Our time was short. We crashed and burned in the blink of an eye, one night changing everything. You’re back in the arms of another, and I lie alone in the darkness, staring at the ceiling at 2am.
The place you once had next to me, in my bed, by my side, walking up the road in the sunset light, all of it feels like it never existed. It was real, but you turned it into mere memories with your selfishness, memories now shattered on the ground and tainted with lies.
I memorized the little details of your life, day by day. I memorized the shattered glass doors at the entrance to your building, the button on the elevator panel taking me up to the 8th floor, and your place right around the corner when I stepped out.
I memorized where everything was in your room, memorized the shirts you wore, especially the ones you ended up buying after I made you try them on. I memorized the small shelf where you kept your wine glasses, where they collected dust until we started sharing bottles of wine on evenings together.
Yet, after all this pain, I yearn for your once-familiar embrace bringing me in close to your chest, your hands on my hips pulling me towards you, and your arm around me on a dark night. I would trade a thousand tomorrows just to have another morning, waking up to see your face lit by the light of dawn.

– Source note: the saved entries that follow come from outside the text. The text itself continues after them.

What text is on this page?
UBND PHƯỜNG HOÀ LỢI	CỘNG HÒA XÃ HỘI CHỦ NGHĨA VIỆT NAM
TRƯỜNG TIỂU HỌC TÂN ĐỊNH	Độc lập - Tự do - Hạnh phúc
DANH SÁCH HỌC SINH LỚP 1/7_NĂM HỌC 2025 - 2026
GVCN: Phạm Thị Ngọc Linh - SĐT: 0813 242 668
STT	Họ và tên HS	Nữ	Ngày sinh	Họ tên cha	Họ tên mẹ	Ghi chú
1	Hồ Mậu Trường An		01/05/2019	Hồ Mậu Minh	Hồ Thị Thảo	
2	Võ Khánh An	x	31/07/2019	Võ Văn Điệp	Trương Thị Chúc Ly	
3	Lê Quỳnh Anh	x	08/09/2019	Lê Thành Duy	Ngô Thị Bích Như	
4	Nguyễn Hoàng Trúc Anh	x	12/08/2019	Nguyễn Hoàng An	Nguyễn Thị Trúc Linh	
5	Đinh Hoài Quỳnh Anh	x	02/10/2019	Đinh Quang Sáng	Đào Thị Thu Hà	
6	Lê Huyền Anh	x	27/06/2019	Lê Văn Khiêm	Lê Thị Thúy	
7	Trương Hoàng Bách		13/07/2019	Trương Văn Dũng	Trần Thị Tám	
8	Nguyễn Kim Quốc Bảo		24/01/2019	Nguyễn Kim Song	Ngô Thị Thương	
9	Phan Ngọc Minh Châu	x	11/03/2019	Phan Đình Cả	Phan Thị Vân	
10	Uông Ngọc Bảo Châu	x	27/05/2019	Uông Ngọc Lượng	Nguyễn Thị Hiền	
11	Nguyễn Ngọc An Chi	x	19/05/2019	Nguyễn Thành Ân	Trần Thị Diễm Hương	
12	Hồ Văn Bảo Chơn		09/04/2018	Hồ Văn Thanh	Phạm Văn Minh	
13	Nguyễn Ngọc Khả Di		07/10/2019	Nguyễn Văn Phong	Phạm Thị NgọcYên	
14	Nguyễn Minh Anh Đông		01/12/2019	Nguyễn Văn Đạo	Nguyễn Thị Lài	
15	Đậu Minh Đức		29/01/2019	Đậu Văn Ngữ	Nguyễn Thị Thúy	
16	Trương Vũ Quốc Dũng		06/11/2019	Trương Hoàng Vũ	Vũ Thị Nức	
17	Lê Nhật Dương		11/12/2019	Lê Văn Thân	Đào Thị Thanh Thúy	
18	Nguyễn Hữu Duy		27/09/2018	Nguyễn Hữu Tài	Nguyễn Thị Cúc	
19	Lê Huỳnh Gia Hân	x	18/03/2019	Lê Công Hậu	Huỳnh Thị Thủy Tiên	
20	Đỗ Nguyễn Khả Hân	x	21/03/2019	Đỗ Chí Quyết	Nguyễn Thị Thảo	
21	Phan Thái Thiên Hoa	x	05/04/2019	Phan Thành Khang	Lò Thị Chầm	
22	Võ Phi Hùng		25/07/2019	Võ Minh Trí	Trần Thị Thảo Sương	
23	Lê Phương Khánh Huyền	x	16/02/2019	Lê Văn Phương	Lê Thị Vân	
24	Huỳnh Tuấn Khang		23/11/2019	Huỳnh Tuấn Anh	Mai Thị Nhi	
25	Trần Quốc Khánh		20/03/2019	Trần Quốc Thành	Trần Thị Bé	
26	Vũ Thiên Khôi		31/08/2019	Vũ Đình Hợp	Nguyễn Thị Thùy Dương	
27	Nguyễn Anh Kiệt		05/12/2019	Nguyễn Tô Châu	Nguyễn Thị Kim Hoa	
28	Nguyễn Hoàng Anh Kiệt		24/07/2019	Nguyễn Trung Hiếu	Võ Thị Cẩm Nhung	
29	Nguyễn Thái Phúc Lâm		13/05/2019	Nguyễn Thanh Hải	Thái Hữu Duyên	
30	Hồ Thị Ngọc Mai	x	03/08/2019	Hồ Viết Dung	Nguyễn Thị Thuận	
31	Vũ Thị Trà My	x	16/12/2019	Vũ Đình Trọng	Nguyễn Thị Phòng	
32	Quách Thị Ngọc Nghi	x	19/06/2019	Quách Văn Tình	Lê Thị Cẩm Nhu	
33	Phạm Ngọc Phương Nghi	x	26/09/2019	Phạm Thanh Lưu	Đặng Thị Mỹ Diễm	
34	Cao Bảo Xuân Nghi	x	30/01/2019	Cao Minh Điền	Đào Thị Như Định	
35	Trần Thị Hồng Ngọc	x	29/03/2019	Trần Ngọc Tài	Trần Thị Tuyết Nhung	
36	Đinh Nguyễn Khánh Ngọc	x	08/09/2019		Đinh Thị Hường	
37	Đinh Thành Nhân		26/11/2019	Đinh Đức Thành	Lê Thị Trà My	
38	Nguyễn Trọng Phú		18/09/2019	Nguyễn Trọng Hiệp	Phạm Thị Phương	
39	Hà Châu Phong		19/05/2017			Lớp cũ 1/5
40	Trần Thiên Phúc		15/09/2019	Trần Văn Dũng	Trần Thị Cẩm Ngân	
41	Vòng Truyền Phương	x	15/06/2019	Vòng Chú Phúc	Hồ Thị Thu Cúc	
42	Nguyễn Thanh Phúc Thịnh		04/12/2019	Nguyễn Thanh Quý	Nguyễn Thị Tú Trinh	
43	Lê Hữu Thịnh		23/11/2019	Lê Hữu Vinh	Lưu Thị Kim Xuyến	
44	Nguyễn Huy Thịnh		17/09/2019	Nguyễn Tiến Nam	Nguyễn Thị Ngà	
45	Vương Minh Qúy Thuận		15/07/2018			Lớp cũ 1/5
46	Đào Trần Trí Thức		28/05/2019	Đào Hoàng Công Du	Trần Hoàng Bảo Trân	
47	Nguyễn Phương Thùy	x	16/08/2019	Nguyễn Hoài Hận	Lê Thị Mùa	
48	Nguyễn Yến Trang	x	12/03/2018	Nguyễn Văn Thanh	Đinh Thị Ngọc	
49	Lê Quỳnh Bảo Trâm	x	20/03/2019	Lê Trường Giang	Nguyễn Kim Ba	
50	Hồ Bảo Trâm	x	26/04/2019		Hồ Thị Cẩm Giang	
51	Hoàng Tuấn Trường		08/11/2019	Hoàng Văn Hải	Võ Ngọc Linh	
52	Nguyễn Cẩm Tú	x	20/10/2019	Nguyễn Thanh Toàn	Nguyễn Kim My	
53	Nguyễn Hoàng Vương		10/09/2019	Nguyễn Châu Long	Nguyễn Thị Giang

I miss you. I never wanted to say goodbye, I never wanted to see you walk away. I would make this right in any way I could, and I would do anything to have one more day with you again. But deep down in my heart, I know it’s exactly the opposite of what I need. You won’t be coming back because your heart isn’t with me, and sometimes that truth hurts.
Lying awake for another hour, my mind wanders in circles and confused paths. No matter what time of day it is, somehow even all my furthest thoughts lead right back to you.
I’m sorry to see you go. But if a voice in your head reminds you of me sometime in the future, I will be here. I’ll be here waiting to see you one more time.